A former CIA agent and one of just three black Republicans in Congress, Hurd's district is nearly 70 percent Hispanic and has flipped between parties three straight cycles. Hurd was hoping not to be hurt by urging Trump to abandon the Republican presidential nomination after the release of a 2005 recording in which the New Yorker bragged of grabbing and kissing women without permission.

Texas' other 35 congressional races weren't competitive. All Texas House seats and 16 state Senate seats were also on the ballot-though both chambers will remain comfortably Republican-controlled when the Legislature reconvenes in January.

Gov. Greg Abbott, Lt. Gov. Dan Patrick, U.S. Sen. Ted Cruz and other top statewide officials aren't up for re-election until 2018.

On the Court of Criminal Appeals, however, Lawrence Meyers is the senior justice and was first elected as a Republican in 1992. He switched parties in 2013 and lost his re-election bid on Texas' highest criminal court as a Democrat on Tuesday to Harris County Republican District Judge Mary Lou Keel.

Keel's win means the Republicans again control all 23 of Texas' statewide offices and ensure that a Democratic statewide electoral losing
streak dating back to 1994 will continue for at least two more years.

Texas was once as loyally Democratic as it is now Republican.

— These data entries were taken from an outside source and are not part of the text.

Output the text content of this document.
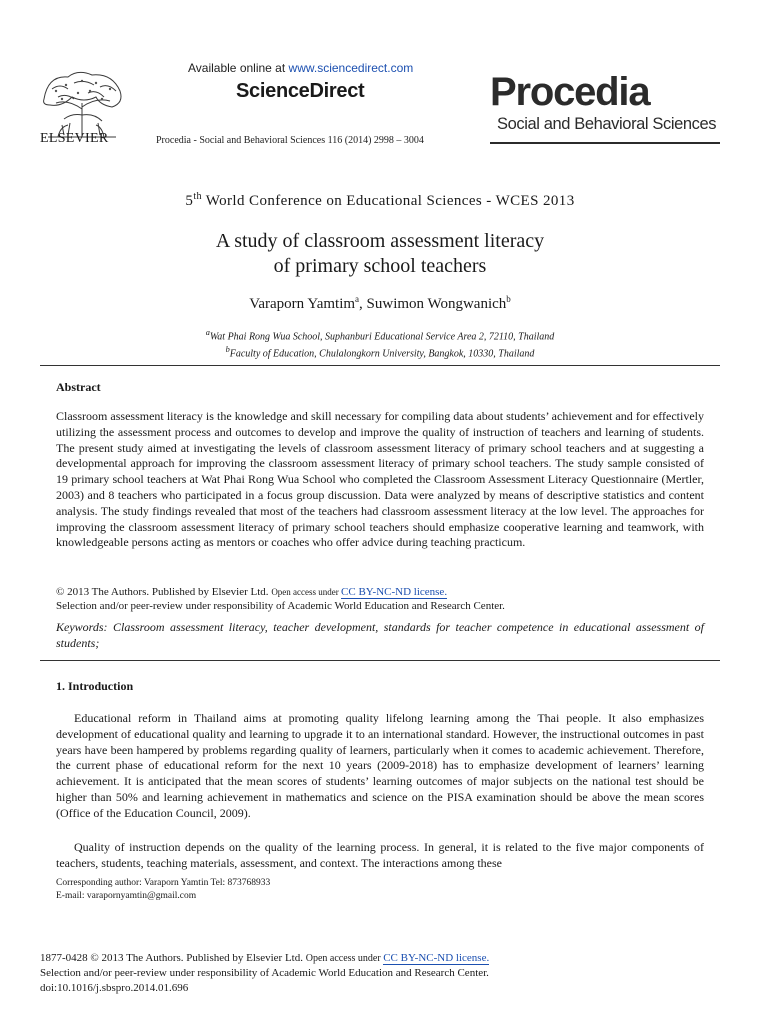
ELSEVIER
Available online at www.sciencedirect.com
ScienceDirect
Procedia - Social and Behavioral Sciences 116 (2014) 2998 – 3004
Procedia
Social and Behavioral Sciences
5th World Conference on Educational Sciences - WCES 2013
A study of classroom assessment literacy
of primary school teachers
Varaporn Yamtim$^a$, Suwimon Wongwanich$^b$
$^a$Wat Phai Rong Wua School, Suphanburi Educational Service Area 2, 72110, Thailand
$^b$Faculty of Education, Chulalongkorn University, Bangkok, 10330, Thailand
Abstract
Classroom assessment literacy is the knowledge and skill necessary for compiling data about students’ achievement and for effectively utilizing the assessment process and outcomes to develop and improve the quality of instruction of teachers and learning of students. The present study aimed at investigating the levels of classroom assessment literacy of primary school teachers and at suggesting a developmental approach for improving the classroom assessment literacy of primary school teachers. The study sample consisted of 19 primary school teachers at Wat Phai Rong Wua School who completed the Classroom Assessment Literacy Questionnaire (Mertler, 2003) and 8 teachers who participated in a focus group discussion. Data were analyzed by means of descriptive statistics and content analysis. The study findings revealed that most of the teachers had classroom assessment literacy at the low level. The approaches for improving the classroom assessment literacy of primary school teachers should emphasize cooperative learning and teamwork, with knowledgeable persons acting as mentors or coaches who offer advice during teaching practicum.
© 2013 The Authors. Published by Elsevier Ltd. Open access under CC BY-NC-ND license.
Selection and/or peer-review under responsibility of Academic World Education and Research Center.
Keywords: Classroom assessment literacy, teacher development, standards for teacher competence in educational assessment of students;
1. Introduction
Educational reform in Thailand aims at promoting quality lifelong learning among the Thai people. It also emphasizes development of educational quality and learning to upgrade it to an international standard. However, the instructional outcomes in past years have been hampered by problems regarding quality of learners, particularly when it comes to academic achievement. Therefore, the current phase of educational reform for the next 10 years (2009-2018) has to emphasize development of learners’ learning achievement. It is anticipated that the mean scores of students’ learning outcomes of major subjects on the national test should be higher than 50% and learning achievement in mathematics and science on the PISA examination should be above the mean scores (Office of the Education Council, 2009).
Quality of instruction depends on the quality of the learning process. In general, it is related to the five major components of teachers, students, teaching materials, assessment, and context. The interactions among these
Corresponding author: Varaporn Yamtin Tel: 873768933
E-mail: varapornyamtin@gmail.com
1877-0428 © 2013 The Authors. Published by Elsevier Ltd. Open access under CC BY-NC-ND license.
Selection and/or peer-review under responsibility of Academic World Education and Research Center.
doi:10.1016/j.sbspro.2014.01.696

Thomas Perry, a 31-year-old Clinton supporter and studio technician in Dallas, said he can imagine the state one day switching back.

"This is my first time seeing this many Democrats," Perry said ofwatching people cast ballots opposing Trump on Tuesday. Asked if he thinks Democrats will ever break the statewide losing streak, Perry replied: "I think it's really possible."